I - Implement (putting plan into action) with Rationale (Scientific reason of the implementations)

E - Evaluate (did the plan work?)

According to some theorists, this seven-steps description of the nursing process is outdated and misrepresents nursing as linear and atomic.

Assessing phase-Nursing assessment

The nurse completes an holistic nursing assessment of the needs of the individual/ family/community, regardless of the reason for the encounter. The nurse collects subjective data and objective data using a nursing framework, such as Marjory Gordon’s functional health patterns.

Methods for data collection

Nursing assessments provide the starting point for determining nursing diagnosis. It is vital that a recognized nursing assessment framework is used in practice to identify the patient’s problems, risks and outcomes for enhancing health. The use of an evidence-based nursing framework such as Gordon’s Functional Health Pattern Assessment should guide assessments that support nurses in determination of NANDA-I nursing diagnosis. For accurate determination of nursing diagnosis, useful, evidence-based assessment framework is best practice.

Methods

·           Client Interview

·           Physical Examination

·           Obtaining a health history (including dietary data)

·           Family history/report

Diagnosing phase-Nursing diagnosis

Nursing diagnosis represent the nurse’s clinical judgment about actual or potential health problems/life process occurring with the individual, family, group or community. The accuracy of the nursing diagnosis is validated when a nurse is able to clearly identify and link to the defining characteristics, related factors and/or risk factors found within the patients assessment. Multiple nursing diagnosis may be made for one client.
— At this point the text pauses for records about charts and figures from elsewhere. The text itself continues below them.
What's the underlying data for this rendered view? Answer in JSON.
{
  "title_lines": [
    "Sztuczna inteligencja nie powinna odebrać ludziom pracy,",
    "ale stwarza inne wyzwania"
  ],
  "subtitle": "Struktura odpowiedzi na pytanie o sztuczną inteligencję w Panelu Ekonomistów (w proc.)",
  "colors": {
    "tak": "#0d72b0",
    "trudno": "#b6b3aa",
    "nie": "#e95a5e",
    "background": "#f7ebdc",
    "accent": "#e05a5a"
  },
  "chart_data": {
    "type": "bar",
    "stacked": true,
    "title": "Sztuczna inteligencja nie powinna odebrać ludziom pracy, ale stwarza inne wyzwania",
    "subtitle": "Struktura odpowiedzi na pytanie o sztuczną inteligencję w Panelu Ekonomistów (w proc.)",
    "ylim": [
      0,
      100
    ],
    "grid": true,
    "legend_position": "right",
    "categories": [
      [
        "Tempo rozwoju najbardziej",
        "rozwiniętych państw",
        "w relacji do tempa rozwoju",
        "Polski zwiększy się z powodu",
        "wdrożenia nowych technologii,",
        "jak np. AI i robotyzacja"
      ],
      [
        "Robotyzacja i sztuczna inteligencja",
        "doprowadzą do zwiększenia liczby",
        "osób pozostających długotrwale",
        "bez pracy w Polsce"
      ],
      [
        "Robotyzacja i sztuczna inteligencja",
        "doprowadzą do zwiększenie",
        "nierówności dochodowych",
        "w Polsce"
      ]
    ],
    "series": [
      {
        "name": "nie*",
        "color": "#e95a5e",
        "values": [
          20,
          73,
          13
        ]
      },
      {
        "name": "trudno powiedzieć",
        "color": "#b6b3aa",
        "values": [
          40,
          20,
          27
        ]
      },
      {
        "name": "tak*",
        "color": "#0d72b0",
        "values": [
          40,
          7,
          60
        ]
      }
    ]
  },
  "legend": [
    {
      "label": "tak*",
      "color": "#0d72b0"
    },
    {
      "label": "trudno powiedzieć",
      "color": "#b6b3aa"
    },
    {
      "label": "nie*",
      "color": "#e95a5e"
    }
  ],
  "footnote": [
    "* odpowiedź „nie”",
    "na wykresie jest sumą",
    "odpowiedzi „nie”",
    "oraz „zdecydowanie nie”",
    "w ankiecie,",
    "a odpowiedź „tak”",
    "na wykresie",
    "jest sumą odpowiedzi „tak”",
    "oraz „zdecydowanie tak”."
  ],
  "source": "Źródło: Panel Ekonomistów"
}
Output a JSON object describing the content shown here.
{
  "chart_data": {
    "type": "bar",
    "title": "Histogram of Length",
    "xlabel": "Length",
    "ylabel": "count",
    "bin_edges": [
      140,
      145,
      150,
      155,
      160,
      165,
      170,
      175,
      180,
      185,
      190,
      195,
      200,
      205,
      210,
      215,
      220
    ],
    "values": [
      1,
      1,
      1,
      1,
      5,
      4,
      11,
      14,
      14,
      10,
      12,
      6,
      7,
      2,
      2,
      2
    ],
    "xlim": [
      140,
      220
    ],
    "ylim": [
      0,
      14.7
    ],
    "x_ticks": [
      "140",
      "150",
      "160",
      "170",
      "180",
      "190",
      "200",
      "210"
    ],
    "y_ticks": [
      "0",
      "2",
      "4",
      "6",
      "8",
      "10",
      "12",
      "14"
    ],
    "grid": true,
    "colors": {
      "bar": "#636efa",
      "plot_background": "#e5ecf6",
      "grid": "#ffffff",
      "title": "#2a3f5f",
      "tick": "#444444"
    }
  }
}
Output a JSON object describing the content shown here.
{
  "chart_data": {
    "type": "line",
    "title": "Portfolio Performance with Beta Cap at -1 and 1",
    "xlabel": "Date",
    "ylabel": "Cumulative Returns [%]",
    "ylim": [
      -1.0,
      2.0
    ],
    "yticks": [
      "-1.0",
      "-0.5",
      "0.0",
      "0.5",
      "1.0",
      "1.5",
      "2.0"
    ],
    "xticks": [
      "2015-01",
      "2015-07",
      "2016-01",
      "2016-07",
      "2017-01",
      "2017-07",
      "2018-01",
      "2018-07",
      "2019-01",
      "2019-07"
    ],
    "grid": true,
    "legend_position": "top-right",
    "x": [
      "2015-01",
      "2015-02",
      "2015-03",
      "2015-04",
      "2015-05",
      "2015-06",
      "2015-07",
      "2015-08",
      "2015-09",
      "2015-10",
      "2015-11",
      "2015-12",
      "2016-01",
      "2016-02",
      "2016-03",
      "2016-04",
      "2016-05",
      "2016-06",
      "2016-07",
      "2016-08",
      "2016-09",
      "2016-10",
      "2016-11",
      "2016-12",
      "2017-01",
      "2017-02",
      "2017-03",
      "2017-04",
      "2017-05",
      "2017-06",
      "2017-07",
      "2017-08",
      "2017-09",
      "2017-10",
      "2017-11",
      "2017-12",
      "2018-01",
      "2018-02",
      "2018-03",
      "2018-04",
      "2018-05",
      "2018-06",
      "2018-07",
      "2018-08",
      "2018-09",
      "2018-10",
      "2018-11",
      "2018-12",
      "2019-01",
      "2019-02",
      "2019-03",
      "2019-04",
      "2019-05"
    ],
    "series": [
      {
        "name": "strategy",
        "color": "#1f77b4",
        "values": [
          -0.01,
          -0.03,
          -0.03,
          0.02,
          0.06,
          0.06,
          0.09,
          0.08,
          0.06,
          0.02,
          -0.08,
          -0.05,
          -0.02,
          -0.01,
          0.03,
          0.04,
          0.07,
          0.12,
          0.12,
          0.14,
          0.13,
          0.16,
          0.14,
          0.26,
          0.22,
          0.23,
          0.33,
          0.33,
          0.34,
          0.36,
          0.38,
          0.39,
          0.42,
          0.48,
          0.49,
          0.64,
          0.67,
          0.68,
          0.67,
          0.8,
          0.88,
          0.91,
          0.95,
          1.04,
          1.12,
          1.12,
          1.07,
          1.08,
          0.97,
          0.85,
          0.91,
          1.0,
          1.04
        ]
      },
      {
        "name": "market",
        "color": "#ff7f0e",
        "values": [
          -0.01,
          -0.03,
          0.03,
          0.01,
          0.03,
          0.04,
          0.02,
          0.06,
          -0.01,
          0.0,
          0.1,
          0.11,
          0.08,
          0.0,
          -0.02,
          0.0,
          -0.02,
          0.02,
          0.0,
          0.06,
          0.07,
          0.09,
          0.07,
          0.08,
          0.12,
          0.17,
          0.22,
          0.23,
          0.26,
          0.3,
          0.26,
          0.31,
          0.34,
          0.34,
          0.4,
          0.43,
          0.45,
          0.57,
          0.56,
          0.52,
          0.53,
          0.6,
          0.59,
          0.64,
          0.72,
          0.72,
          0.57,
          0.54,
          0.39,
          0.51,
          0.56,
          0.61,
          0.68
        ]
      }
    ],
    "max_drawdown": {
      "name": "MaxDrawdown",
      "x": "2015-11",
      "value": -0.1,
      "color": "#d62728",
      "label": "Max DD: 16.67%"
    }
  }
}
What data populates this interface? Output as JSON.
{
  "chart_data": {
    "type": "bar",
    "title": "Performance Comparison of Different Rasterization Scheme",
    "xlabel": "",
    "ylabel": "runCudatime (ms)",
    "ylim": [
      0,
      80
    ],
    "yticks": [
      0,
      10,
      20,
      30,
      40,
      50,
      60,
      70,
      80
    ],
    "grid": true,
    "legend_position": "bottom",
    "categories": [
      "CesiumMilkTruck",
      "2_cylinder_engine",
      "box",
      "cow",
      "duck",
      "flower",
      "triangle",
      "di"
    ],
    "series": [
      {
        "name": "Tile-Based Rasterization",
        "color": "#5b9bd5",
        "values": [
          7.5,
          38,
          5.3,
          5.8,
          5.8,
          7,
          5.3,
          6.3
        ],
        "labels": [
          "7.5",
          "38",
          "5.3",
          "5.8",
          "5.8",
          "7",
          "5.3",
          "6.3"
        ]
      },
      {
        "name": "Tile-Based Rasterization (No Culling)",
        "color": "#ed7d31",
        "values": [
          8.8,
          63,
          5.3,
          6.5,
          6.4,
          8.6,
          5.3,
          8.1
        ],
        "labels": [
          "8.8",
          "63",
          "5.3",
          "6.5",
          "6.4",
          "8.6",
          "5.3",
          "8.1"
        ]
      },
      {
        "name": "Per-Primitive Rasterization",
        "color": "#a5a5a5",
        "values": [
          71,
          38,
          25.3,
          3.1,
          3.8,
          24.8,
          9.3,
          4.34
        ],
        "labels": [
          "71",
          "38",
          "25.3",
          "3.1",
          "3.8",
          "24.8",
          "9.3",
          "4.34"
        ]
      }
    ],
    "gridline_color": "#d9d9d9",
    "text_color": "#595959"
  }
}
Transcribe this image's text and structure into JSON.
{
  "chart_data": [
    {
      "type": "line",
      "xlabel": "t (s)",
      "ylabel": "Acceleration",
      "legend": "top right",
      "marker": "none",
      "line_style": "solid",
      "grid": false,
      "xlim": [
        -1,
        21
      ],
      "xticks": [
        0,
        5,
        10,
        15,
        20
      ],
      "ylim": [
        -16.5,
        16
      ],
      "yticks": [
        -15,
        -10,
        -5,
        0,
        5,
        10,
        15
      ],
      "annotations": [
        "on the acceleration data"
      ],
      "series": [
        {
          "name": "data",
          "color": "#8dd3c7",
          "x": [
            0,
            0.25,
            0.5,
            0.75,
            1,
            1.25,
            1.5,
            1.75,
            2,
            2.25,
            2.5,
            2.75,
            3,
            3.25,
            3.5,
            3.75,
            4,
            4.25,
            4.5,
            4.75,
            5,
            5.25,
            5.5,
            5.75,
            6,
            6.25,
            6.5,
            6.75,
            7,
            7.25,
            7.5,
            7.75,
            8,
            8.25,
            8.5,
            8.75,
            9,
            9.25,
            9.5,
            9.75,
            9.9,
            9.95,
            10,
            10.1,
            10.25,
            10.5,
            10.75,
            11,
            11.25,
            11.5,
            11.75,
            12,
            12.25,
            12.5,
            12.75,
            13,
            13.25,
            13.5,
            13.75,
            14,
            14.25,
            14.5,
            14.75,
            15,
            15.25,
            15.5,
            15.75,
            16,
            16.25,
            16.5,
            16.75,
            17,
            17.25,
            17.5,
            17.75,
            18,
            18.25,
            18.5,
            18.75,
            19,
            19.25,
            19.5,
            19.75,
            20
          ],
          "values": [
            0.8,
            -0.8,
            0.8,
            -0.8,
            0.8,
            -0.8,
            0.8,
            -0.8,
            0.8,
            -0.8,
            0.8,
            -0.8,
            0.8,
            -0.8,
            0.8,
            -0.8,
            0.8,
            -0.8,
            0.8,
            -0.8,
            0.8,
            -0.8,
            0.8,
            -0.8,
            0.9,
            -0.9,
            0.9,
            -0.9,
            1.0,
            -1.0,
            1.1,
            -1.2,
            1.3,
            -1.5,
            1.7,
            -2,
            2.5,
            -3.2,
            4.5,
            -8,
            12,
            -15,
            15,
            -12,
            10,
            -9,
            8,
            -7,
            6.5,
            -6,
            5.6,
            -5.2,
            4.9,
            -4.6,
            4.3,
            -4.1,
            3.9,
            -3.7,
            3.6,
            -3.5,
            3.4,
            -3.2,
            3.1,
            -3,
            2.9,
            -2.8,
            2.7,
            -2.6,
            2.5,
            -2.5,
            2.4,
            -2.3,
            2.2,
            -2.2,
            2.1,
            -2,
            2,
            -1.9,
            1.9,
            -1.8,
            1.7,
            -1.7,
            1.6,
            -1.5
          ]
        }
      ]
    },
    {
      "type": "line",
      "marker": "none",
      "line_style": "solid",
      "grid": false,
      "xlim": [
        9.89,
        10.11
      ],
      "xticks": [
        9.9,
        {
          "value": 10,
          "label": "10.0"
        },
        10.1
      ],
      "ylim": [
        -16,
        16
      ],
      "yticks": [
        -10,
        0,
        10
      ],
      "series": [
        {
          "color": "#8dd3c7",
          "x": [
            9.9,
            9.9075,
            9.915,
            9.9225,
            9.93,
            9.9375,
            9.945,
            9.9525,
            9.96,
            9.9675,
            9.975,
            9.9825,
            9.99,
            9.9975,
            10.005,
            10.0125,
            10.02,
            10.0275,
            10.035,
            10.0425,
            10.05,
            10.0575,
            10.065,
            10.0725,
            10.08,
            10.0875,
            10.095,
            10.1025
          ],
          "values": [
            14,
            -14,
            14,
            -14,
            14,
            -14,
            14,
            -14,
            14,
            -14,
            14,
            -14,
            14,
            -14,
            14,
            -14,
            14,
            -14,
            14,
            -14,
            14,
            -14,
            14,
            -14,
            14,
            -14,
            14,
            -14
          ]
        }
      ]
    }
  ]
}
Planning phase-Nursing care plan

In agreement with the client, the nurse addresses each of the problems identified in the diagnosing phase. When there are multiple nursing diagnosis to be addressed, the nurse prioritizes which diagnosis will receive the most attention first according to their severity and potential for causing more serious harm. For each problem a measurable goal/outcome is set. For each goal/outcome, the nurse selects nursing interventions that will help achieve the goal/outcome. A common method of formulating the expected outcomes is to use the evidence-based Nursing Outcomes Classification to allow for the use of standardized language which improves consistency of terminology, definition and outcome measures. The interventions used in the Nursing Interventions Classification again allow for the use of standardized language which improves consistency of terminology, definition and ability to identify nursing activities, which can also be linked to nursing workload and staffing indices. The result of this phase is a nursing care plan.

Implementing Phase

The nurse implements the nursing care plan performing the determined interventions that were selected to help meet the goals/ outcomes that were established. Delegated tasks and the monitoring of them is included here as well.

Activities

·           pre-assessment of the client-done before just carrying out implementation to determine if it is relevant

·           determine need for assistance

·           implementation of nursing orders

·           delegating and supervising-determines who to carry out what action

Evaluating Phase

The nurse evaluates the progress toward the goals/outcomes identified in the previous phases. If progress towards the goal is slow, or if regression has occurred, the nurse must change the plan of care accordingly. Conversely, if the goal has been achieved then the care can cease. New problems may be identified at this stage, and thus the process will start all over again.

 

Characteristics of Nursing Process

The nursing process is a cyclical and ongoing process that can end at any stage if the problem is solved. The nursing process exists for every problem that the individual/family/community has. The nursing process not only focuses on ways to improve physical needs, but also on social and emotional needs as well.

·           Cyclic and dynamic

·           Goal directed and client centred

·           Interpersonal and collaborative

·           Universally applicable

·           Systematic

The entire process is recorded or documented in order to inform all members of the health care team.